Embarking on an artistic endeavor with the intent and expectation to create a "picture of a faery" is about as futile as staring at a very restricted portion of the night sky in order to see a meteorite — the state of consciousness required to do both wisely and well is not one of strained perception or imposed concentration. I am convinced that, in my very own work at least, images which speak of a genuine connection with Faery cannot be produced on demand. One cannot command that muse just as one cannot command Nature to do one's bidding. This is one reason why I personally cast a certain amount of suspicion on those artists who crank out dozens upon dozens of fairy pictures at an alarming rate to brand on various products. Creating the more authentic work with which I am happy is deeply involved with developing receptivity as well as being intimately connected with my own spirituality.
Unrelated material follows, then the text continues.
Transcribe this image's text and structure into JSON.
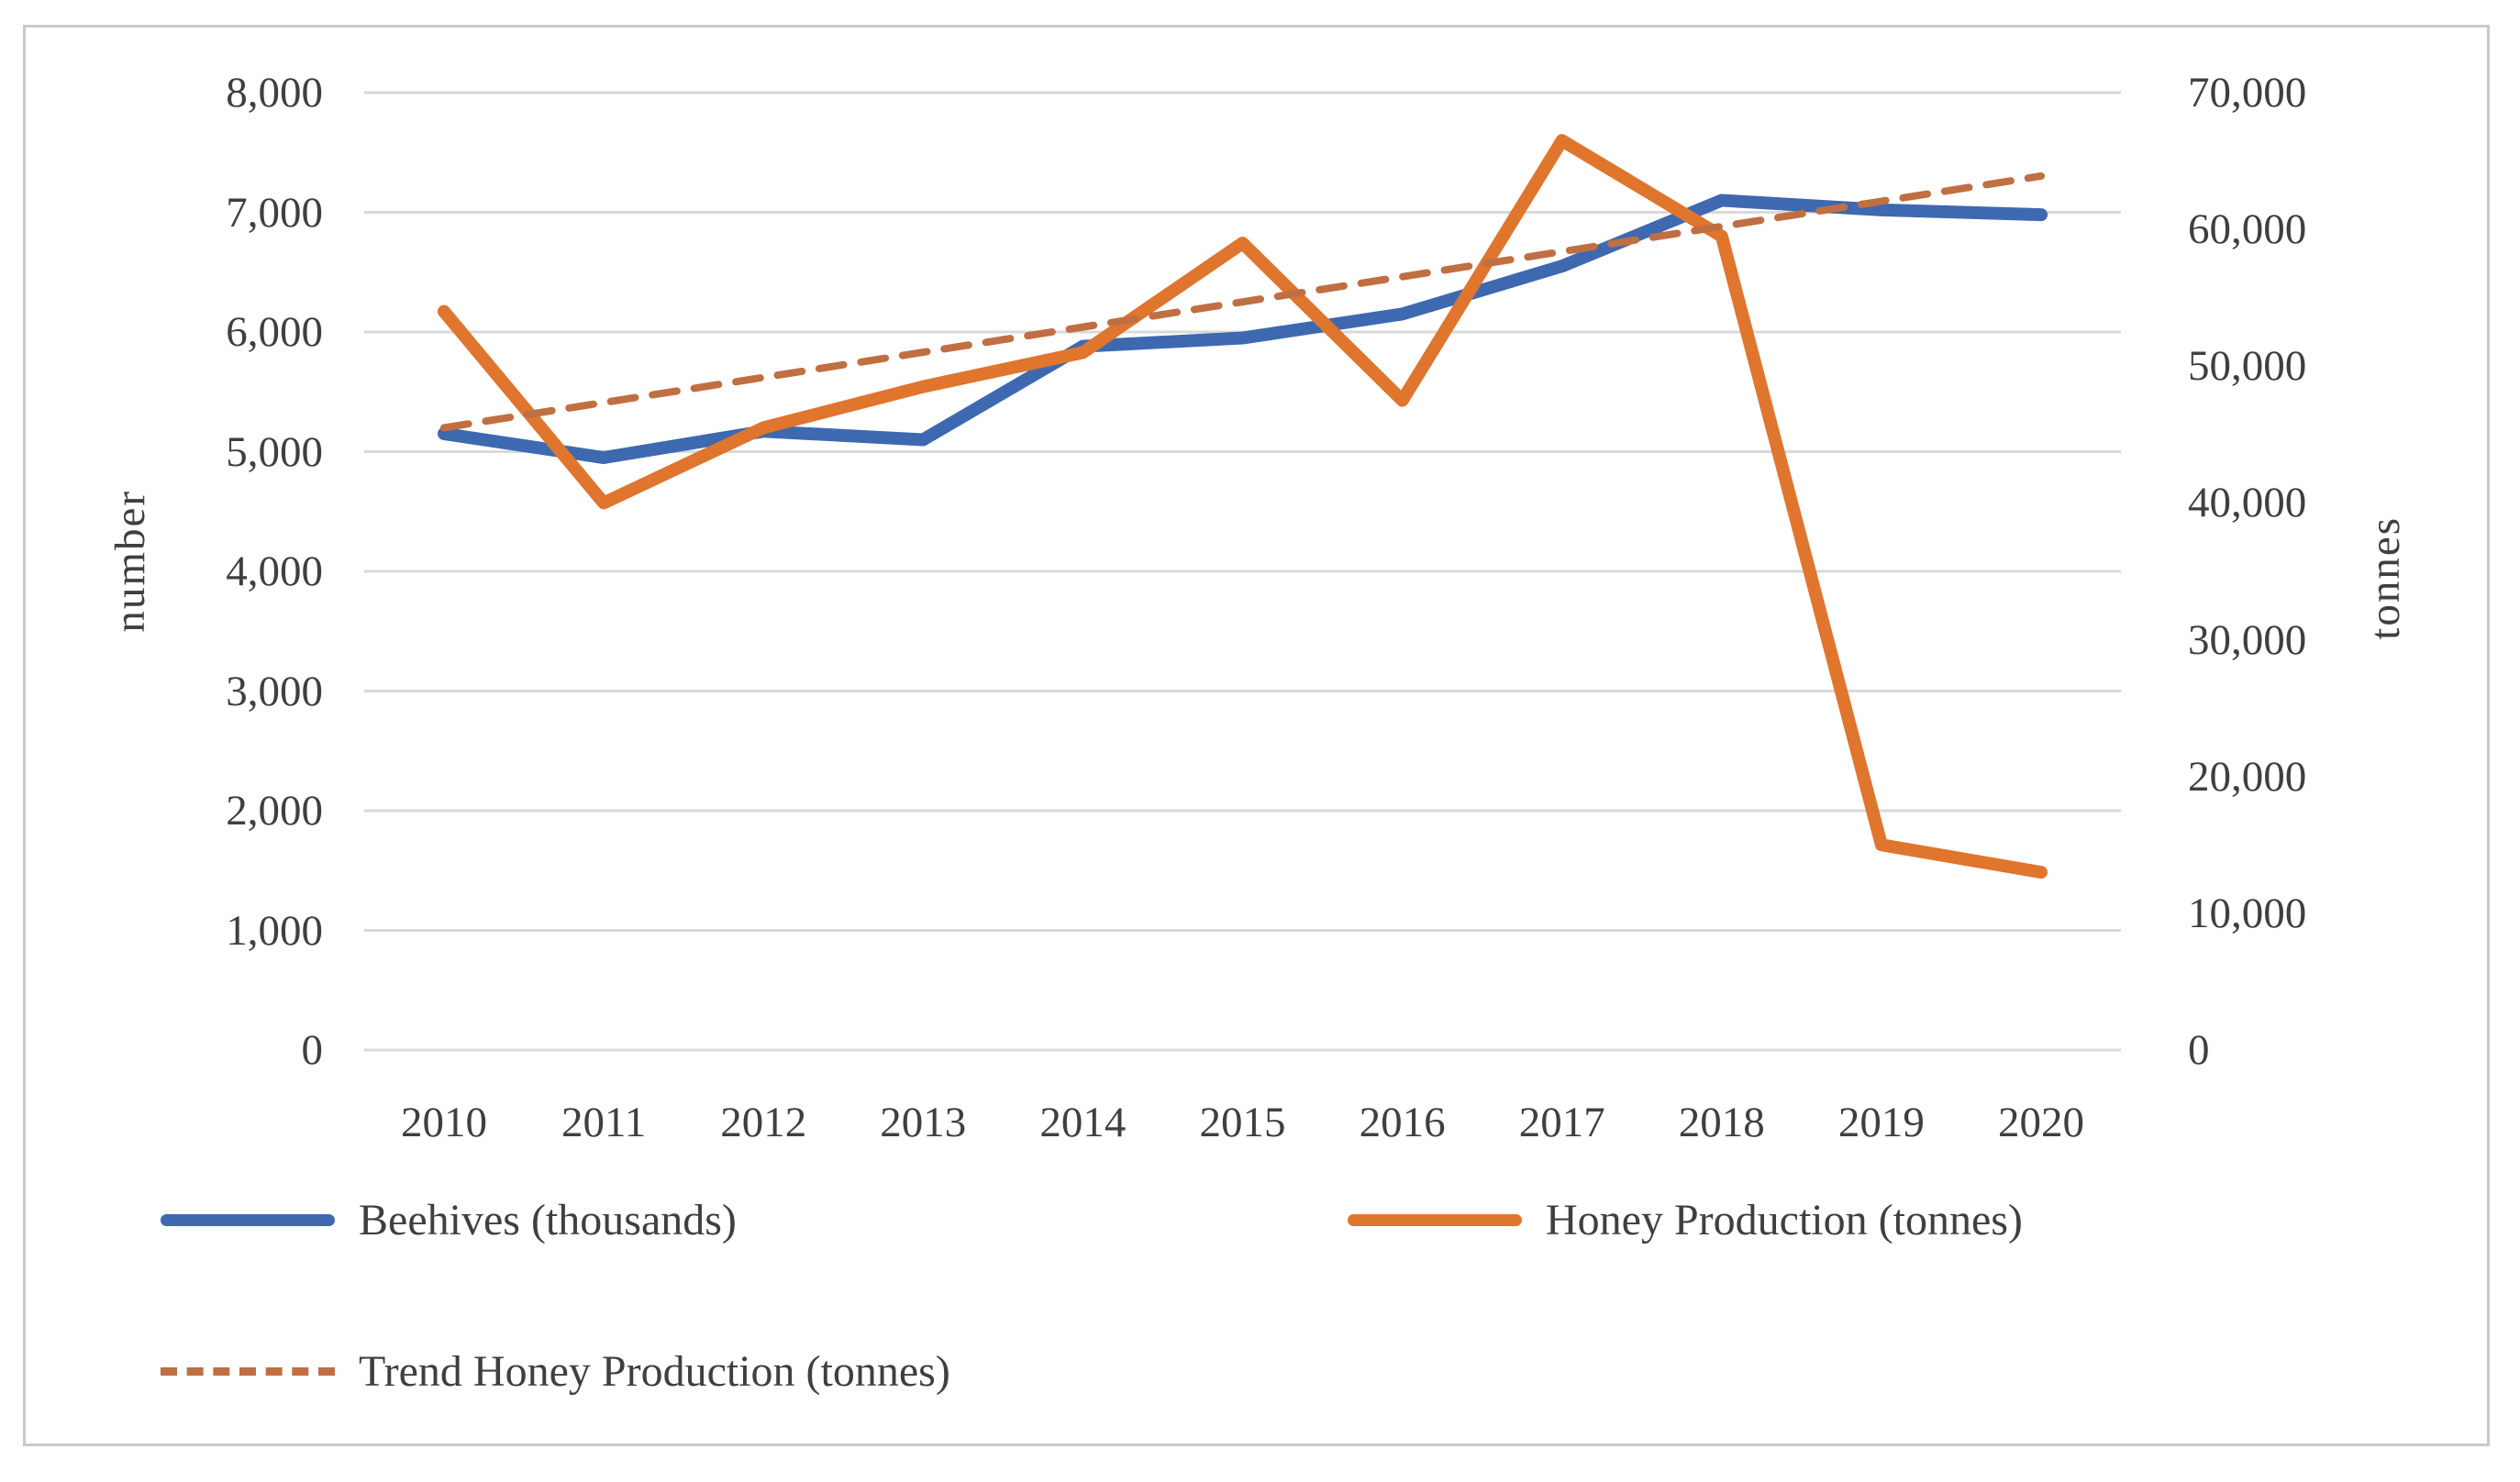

I must be clear that I am speaking as an active student rather than as an ascended master. I am not a Faery expert (if such a thing can possibly exist) , and I'm certainly not claiming to be the best Faery artist out there. I am well aware that my work often contains flaws on a technical level, and I too am seeking to create more genuine work. Yet I do know that my work is improving and that as a result of sincere effort, my work, at least from my perspective, is much more genuine than it once was. I have grown closer to expressing that strange and wild cast of Faery, but I can draw closer still...

Footnotes and Bibliography
1) Peter London. Drawing Closer to Nature: Making Art in Dialogue with the Natural World. Boston, MA: Shambala Press, 2003. ISBN 1-57062-854-8. 149.
2) The second wave I would say is the more recent one which began in the mid- to late-90s and is led by people including Amy Brown, Jessica Galbreth, Nene Thomas, etc.